1. NRW
  2. Städte
  3. Leichlingen

Leichlingen: Maler Gusowski: Großprojekt an der L288

Leichlingen : Maler Gusowski: Großprojekt an der L288

Seit einigen Wochen ist das bis dato völlig zugewachsene Grundstück an der Straßenecke Unterschmitte und Moltkestraße freigeräumt und gibt Rätsel über seine weitere Verwendung im Gewerbemischgebiet im Westen Leichlingens auf.

In dieser Woche nun haben die Leichlinger Bauherren Sabine und Lutz Gusowski ein Bauschild aufstellen lassen, das die Unklarheiten beseitigt.

Auf der rund 1200 Quadratmeter großen Fläche an der L288 entsteht bis Mitte des Jahres der Neubau einer gewerblich genutzten Halle mit drei Garagen. Wenn alles gut geht, sollen die Bauarbeiten schon Mitte April beginnen, die Baugenehmigung läuft.

Auf dem Grundstück wird auf 21 mal 25 Metern eine neue Stahlhalle über zwei Etagen auf Straßenniveau errichtet.

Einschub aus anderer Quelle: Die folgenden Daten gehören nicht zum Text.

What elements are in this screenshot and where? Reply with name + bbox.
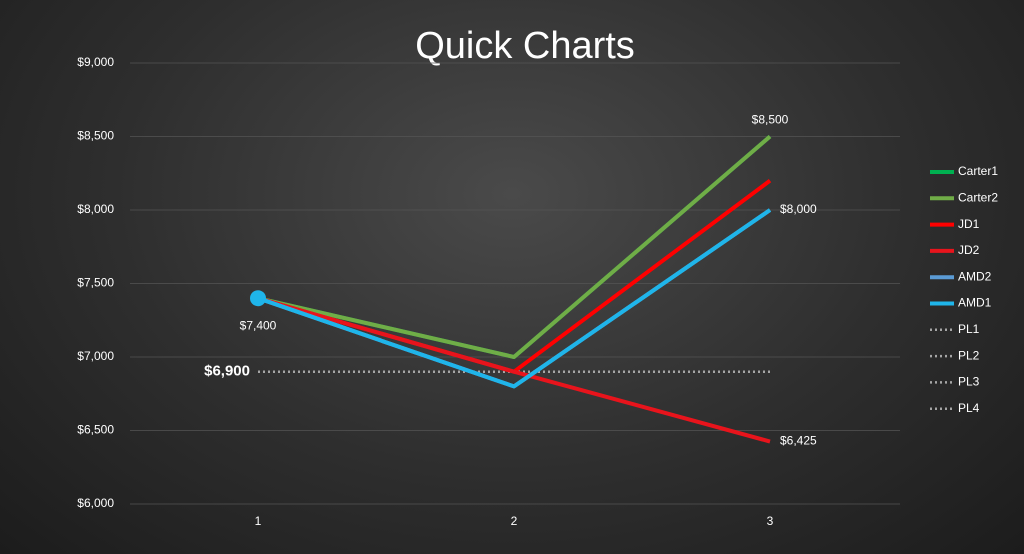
legend-label: PL3 bbox=[958, 375, 980, 389]
series-line bbox=[257, 178, 772, 374]
legend-label: PL2 bbox=[958, 348, 980, 362]
chart-title: Quick Charts bbox=[415, 25, 635, 67]
y-tick-label: $7,500 bbox=[77, 276, 114, 290]
legend-label: Carter1 bbox=[958, 164, 998, 178]
x-tick-label: 1 bbox=[255, 514, 262, 528]
data-label: $8,000 bbox=[780, 202, 817, 216]
data-label: $6,900 bbox=[204, 363, 250, 380]
y-tick-label: $8,000 bbox=[77, 202, 114, 216]
data-label: $8,500 bbox=[752, 113, 789, 127]
y-tick-label: $6,500 bbox=[77, 423, 114, 437]
x-tick-label: 2 bbox=[511, 514, 518, 528]
legend-label: JD1 bbox=[958, 217, 980, 231]
y-tick-label: $9,000 bbox=[77, 55, 114, 69]
legend-label: JD2 bbox=[958, 243, 980, 257]
legend-label: Carter2 bbox=[958, 190, 998, 204]
x-tick-label: 3 bbox=[767, 514, 774, 528]
legend-label: AMD1 bbox=[958, 296, 992, 310]
data-label: $6,425 bbox=[780, 434, 817, 448]
data-label: $7,400 bbox=[240, 318, 277, 332]
series-line bbox=[257, 208, 772, 389]
legend-label: PL4 bbox=[958, 401, 980, 415]
legend-label: PL1 bbox=[958, 322, 980, 336]
series-line bbox=[257, 296, 771, 444]
y-tick-label: $8,500 bbox=[77, 129, 114, 143]
point-marker bbox=[250, 290, 266, 307]
y-tick-label: $6,000 bbox=[77, 496, 114, 510]
series-line bbox=[257, 134, 772, 359]
y-tick-label: $7,000 bbox=[77, 349, 114, 363]
legend-label: AMD2 bbox=[958, 269, 992, 283]
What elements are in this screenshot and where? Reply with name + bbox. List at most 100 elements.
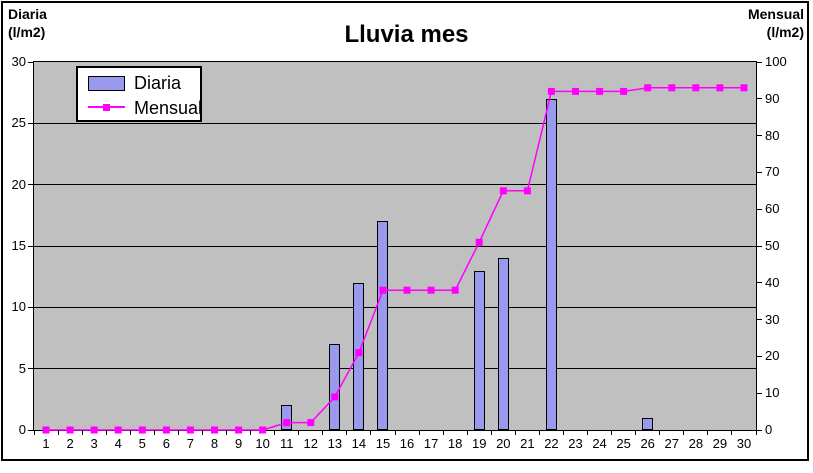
- mensual-marker-day-19: [475, 238, 483, 246]
- right-axis-title-line1: Mensual: [747, 6, 804, 22]
- right-axis-tick-0: [756, 429, 762, 431]
- x-axis-tick-6: [177, 430, 179, 435]
- right-axis-label-90: 90: [765, 90, 780, 106]
- left-axis-label-25: 25: [11, 115, 26, 131]
- mensual-marker-day-4: [114, 426, 122, 434]
- x-axis-label-14: 14: [351, 436, 367, 451]
- right-axis-tick-90: [756, 98, 762, 100]
- x-axis-tick-15: [394, 430, 396, 435]
- left-axis-label-15: 15: [11, 238, 26, 253]
- mensual-marker-day-10: [259, 426, 267, 434]
- x-axis-tick-23: [587, 430, 589, 435]
- x-axis-label-21: 21: [520, 436, 535, 451]
- legend-item-mensual: Mensual: [88, 96, 203, 120]
- left-axis-tick-10: [28, 306, 34, 308]
- right-axis-label-80: 80: [765, 127, 780, 143]
- left-axis-tick-30: [28, 61, 34, 63]
- left-axis-label-5: 5: [18, 360, 26, 376]
- x-axis-tick-10: [274, 430, 276, 435]
- x-axis-tick-8: [226, 430, 228, 435]
- x-axis-label-26: 26: [640, 436, 655, 451]
- gridline-15: [34, 245, 756, 247]
- mensual-marker-day-26: [644, 84, 652, 92]
- left-axis-title: Diaria (l/m2): [8, 5, 47, 41]
- legend-label-diaria: Diaria: [134, 73, 182, 94]
- x-axis-label-27: 27: [664, 436, 679, 451]
- mensual-marker-day-29: [716, 84, 724, 92]
- x-axis-label-30: 30: [736, 436, 752, 451]
- x-axis-label-4: 4: [114, 436, 122, 451]
- x-axis-tick-28: [707, 430, 709, 435]
- left-axis-label-20: 20: [11, 176, 26, 192]
- x-axis-label-29: 29: [712, 436, 728, 451]
- right-axis-label-60: 60: [765, 201, 780, 217]
- x-axis-tick-26: [659, 430, 661, 435]
- left-axis-tick-15: [28, 245, 34, 247]
- chart-title: Lluvia mes: [344, 21, 469, 48]
- mensual-marker-day-1: [42, 426, 50, 434]
- x-axis-label-9: 9: [234, 436, 243, 451]
- right-axis-title-line2: (l/m2): [766, 24, 804, 40]
- x-axis-label-11: 11: [279, 436, 294, 451]
- mensual-marker-day-18: [451, 286, 459, 294]
- x-axis-label-10: 10: [255, 436, 270, 451]
- right-axis-tick-40: [756, 282, 762, 284]
- x-axis-tick-9: [250, 430, 252, 435]
- mensual-marker-day-21: [523, 187, 531, 195]
- right-axis-label-30: 30: [765, 311, 780, 327]
- x-axis-tick-0: [33, 430, 35, 435]
- mensual-marker-day-3: [90, 426, 98, 434]
- mensual-marker-day-17: [427, 286, 435, 294]
- bar-day-20: [497, 258, 509, 430]
- x-axis-label-25: 25: [616, 436, 631, 451]
- bar-day-26: [642, 417, 654, 430]
- mensual-marker-day-5: [138, 426, 146, 434]
- mensual-marker-day-30: [740, 84, 748, 92]
- mensual-marker-day-13: [331, 393, 339, 401]
- bar-day-19: [473, 270, 485, 430]
- x-axis-label-16: 16: [399, 436, 415, 451]
- gridline-25: [34, 122, 756, 124]
- x-axis-tick-22: [562, 430, 564, 435]
- mensual-marker-day-12: [307, 419, 315, 427]
- right-axis-label-0: 0: [765, 422, 773, 437]
- x-axis-tick-17: [442, 430, 444, 435]
- left-axis-tick-20: [28, 184, 34, 186]
- x-axis-tick-1: [57, 430, 59, 435]
- mensual-line-layer: [42, 84, 748, 434]
- mensual-marker-day-14: [355, 349, 363, 357]
- mensual-marker-day-16: [403, 286, 411, 294]
- mensual-marker-day-25: [620, 87, 628, 95]
- right-axis-label-50: 50: [765, 238, 780, 253]
- mensual-marker-day-2: [66, 426, 74, 434]
- legend-item-diaria: Diaria: [88, 71, 200, 95]
- x-axis-tick-21: [538, 430, 540, 435]
- x-axis-tick-27: [683, 430, 685, 435]
- x-axis-tick-29: [731, 430, 733, 435]
- gridline-10: [34, 306, 756, 308]
- legend: Diaria Mensual: [76, 66, 202, 122]
- x-axis-tick-18: [466, 430, 468, 435]
- left-axis-title-line2: (l/m2): [8, 24, 46, 40]
- x-axis-tick-4: [129, 430, 131, 435]
- right-axis-label-10: 10: [765, 385, 780, 401]
- x-axis-tick-30: [755, 430, 757, 435]
- x-axis-label-24: 24: [592, 436, 607, 451]
- x-axis-label-2: 2: [66, 436, 74, 451]
- x-axis-label-13: 13: [327, 436, 343, 451]
- legend-label-mensual: Mensual: [134, 97, 203, 118]
- right-axis-tick-60: [756, 208, 762, 210]
- x-axis-tick-7: [201, 430, 203, 435]
- left-axis-label-10: 10: [11, 299, 26, 315]
- right-axis-label-100: 100: [765, 54, 787, 69]
- left-axis-tick-5: [28, 368, 34, 370]
- x-axis-label-1: 1: [42, 436, 50, 451]
- left-axis-label-30: 30: [11, 54, 26, 69]
- right-axis-title: Mensual (l/m2): [748, 5, 804, 41]
- x-axis-tick-11: [298, 430, 300, 435]
- x-axis-label-6: 6: [162, 436, 170, 451]
- right-axis-tick-70: [756, 171, 762, 173]
- mensual-marker-day-28: [692, 84, 700, 92]
- x-axis-label-12: 12: [303, 436, 318, 451]
- mensual-marker-day-8: [211, 426, 218, 434]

Da der Boden bislang höher lag, mussten zunächst rund 4000 Kubikmeter Erdreich abgetragen werden. Die Einfahrt zum Gebäude wird dadurch zukünftig von der Unterschmitte aus möglich sein, die Ausfahrt führt auf die Moltkestraße.

Die Natursteinmauer, die das Gelände von zwei Seiten umgibt, wird dafür noch an zwei Stellen geöffnet. Geplant wird das Ganze vom Leichlinger Architekten Reinhard Schliep. Im Erdgeschoss mietet der Malerbetrieb Gusowski rund die Hälfte der Halle für seine Zwecke. Für die erste Etage suchen Sabine und Lutz Gusowski derzeit noch Mieter. "Hier kann ich mir alle möglichen Nutzungen vorstellen", sagt Sabine Gusowski. Büroräume sowohl für Steuerberater, Rechtsanwälte und Ausstellungsräume oder ein Fitnessstudio hätten die Möglichkeit, sich die Flächen von 100 bis 500 Quadratmetern nach ihren Wünschen aufzuteilen. "Die Deckenlast reicht auf jeden Fall".

Läuft alles nach Plan, will der Malerbetrieb Gusowski schon im Juni mit seinen sechs Mitarbeitern an die Moltkestraße umziehen. Bis dahin wird die Außenfassade der Halle im Erdgeschoss nicht nur eine massiv gemauerte Verkleidung haben, sondern im Obergeschoss auch eine Aluminiumvorhangfassade "in einem warmen Orangeton" besitzen, verraten Sabine und Lutz Gusowski schon mal vorab.